Oil in New York rose above $100 this month for the first time since May amid speculation European steps to tame the crisis and monetary easing by central banks would boost the global economy. The European Central Bank said Sept. 6 it would purchase bonds while the U.S. Federal Reserve said Sept. 14 it would start buying mortgage securities.
Prices have also gained since U.S. and European Union sanctions on Iran’s energy exports took full effect in July.
Israeli Prime Minister Benjamin Netanyahu and Defense Minister Ehud Barak have indicated that, as Iran proceeds with its nuclear work and negotiations stall, Israel may have no choice but to launch a preemptive strike in self-defense.
Israel “will be destroyed” if it initiates action, Major General Mohammad Ali Jafari, the commander-in-chief of Iran’s Revolutionary Guard Corps, said Sept. 22, according to the state-run Mehr news agency.
“The current drop in prices cannot be sustained unless sanctions on Iran are lifted, quantitative easing plans are shelved, and geopolitical tension in the Persian Gulf subsides,” Nabil Farhat, a partner at Abu Dhabi-based Al Fajer Securities, said in an e-mail yesterday.

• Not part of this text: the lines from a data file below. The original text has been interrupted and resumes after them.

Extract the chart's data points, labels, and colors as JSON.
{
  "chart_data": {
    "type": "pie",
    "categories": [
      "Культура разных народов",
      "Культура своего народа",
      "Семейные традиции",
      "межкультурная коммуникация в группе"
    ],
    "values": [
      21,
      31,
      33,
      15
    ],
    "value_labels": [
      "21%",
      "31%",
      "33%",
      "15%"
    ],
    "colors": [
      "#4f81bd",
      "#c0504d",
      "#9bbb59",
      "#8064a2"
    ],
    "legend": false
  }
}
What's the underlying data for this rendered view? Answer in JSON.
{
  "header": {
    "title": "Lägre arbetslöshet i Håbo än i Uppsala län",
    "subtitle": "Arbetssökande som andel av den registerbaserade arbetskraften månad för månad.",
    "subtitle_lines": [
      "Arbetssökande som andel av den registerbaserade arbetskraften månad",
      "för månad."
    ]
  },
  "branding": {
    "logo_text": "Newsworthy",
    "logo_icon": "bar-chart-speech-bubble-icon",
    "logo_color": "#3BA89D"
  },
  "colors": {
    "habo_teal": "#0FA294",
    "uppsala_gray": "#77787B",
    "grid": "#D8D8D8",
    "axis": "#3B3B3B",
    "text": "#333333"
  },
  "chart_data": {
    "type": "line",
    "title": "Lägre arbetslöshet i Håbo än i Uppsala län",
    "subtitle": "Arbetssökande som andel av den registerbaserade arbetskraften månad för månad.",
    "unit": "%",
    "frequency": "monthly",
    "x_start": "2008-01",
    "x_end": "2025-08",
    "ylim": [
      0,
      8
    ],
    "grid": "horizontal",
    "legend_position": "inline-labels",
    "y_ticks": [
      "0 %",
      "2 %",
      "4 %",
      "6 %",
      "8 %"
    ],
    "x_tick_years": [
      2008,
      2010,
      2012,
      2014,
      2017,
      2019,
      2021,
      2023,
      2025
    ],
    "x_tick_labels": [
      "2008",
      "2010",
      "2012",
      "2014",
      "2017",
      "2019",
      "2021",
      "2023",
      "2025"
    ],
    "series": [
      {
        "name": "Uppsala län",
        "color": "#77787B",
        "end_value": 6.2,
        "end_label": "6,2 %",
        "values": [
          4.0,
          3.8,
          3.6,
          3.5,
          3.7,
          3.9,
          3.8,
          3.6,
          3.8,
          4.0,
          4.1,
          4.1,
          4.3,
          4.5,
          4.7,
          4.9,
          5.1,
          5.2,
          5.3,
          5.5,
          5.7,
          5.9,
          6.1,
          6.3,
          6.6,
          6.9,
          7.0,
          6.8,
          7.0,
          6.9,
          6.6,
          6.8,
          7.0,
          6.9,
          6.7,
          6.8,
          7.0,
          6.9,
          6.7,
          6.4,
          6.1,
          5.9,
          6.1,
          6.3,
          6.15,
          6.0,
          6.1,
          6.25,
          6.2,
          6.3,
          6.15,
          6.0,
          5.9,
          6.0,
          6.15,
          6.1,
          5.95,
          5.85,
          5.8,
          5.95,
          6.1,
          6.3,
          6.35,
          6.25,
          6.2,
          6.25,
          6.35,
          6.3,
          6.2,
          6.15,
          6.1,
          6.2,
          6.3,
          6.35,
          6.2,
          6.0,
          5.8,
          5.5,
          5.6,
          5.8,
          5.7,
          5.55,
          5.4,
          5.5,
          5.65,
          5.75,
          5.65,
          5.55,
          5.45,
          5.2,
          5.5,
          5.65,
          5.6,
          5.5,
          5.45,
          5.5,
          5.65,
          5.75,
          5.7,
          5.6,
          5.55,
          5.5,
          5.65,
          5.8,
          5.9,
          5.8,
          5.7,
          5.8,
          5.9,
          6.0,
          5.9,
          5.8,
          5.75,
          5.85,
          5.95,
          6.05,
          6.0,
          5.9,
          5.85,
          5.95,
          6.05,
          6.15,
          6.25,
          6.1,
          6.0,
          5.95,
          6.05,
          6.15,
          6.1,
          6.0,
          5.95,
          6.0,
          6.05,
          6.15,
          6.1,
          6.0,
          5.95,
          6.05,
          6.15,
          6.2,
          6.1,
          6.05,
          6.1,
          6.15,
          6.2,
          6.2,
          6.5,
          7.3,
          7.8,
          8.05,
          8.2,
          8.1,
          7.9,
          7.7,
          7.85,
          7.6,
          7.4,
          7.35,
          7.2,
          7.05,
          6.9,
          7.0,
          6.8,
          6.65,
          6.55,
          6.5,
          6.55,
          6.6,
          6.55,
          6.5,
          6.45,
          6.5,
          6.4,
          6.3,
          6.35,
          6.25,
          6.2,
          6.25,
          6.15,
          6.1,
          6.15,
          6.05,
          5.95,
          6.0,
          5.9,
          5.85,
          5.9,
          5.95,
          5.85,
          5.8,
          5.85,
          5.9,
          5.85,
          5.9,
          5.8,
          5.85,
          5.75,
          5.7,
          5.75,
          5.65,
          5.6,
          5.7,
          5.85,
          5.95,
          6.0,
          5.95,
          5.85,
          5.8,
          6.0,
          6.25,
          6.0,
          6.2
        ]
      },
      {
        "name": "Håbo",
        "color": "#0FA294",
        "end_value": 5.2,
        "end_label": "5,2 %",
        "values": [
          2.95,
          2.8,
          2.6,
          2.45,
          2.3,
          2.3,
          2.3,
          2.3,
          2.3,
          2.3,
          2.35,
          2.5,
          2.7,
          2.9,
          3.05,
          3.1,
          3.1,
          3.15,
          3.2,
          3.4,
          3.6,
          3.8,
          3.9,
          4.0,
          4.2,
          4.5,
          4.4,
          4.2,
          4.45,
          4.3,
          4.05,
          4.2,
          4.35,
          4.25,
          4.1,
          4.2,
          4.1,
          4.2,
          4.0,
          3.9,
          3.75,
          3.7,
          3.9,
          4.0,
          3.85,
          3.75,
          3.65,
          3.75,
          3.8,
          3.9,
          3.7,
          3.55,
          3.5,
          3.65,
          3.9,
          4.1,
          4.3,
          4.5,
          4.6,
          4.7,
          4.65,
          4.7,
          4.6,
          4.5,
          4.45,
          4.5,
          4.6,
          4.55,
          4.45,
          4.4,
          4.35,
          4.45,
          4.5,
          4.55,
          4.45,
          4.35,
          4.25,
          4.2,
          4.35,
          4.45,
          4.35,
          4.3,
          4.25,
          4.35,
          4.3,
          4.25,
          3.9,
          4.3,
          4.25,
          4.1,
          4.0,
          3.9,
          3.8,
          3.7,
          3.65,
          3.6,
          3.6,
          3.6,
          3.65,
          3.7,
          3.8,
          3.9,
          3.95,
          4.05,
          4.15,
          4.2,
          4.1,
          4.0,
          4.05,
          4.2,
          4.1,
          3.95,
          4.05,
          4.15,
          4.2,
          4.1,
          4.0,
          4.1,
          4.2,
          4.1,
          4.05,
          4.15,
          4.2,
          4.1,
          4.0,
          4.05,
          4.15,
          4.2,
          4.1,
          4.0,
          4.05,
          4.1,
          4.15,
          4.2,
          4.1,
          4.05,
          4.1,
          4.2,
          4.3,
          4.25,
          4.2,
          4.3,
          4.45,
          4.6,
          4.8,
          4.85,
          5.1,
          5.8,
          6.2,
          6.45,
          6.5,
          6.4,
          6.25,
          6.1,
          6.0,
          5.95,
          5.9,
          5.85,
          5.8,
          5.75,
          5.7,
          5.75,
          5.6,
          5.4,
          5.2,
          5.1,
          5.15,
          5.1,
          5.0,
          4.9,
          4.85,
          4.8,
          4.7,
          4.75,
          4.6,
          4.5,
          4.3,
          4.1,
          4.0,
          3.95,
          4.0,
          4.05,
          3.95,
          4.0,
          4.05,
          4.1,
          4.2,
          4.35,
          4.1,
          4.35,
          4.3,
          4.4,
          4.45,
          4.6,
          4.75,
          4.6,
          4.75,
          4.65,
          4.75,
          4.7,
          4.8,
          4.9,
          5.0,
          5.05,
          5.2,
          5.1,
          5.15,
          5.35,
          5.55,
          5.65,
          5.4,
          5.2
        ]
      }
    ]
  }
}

Hedge funds increased bullish oil bets for a fifth week in the seven days ended Sept. 18 on speculation that the Fed’s latest round of economic stimulus will boost hiring and bolster demand. Money managers added to net-long positions, or wagers on rising prices, by 5.6 percent, according to the Commodity Futures Trading Commission’s Commitments of Traders report on Sept. 21. It was the highest level since May 1.
In London, funds and other money managers reduced bullish bets on Brent crude by 7,514 contracts last week from their highest level in more than four months, according to data from ICE Futures Europe.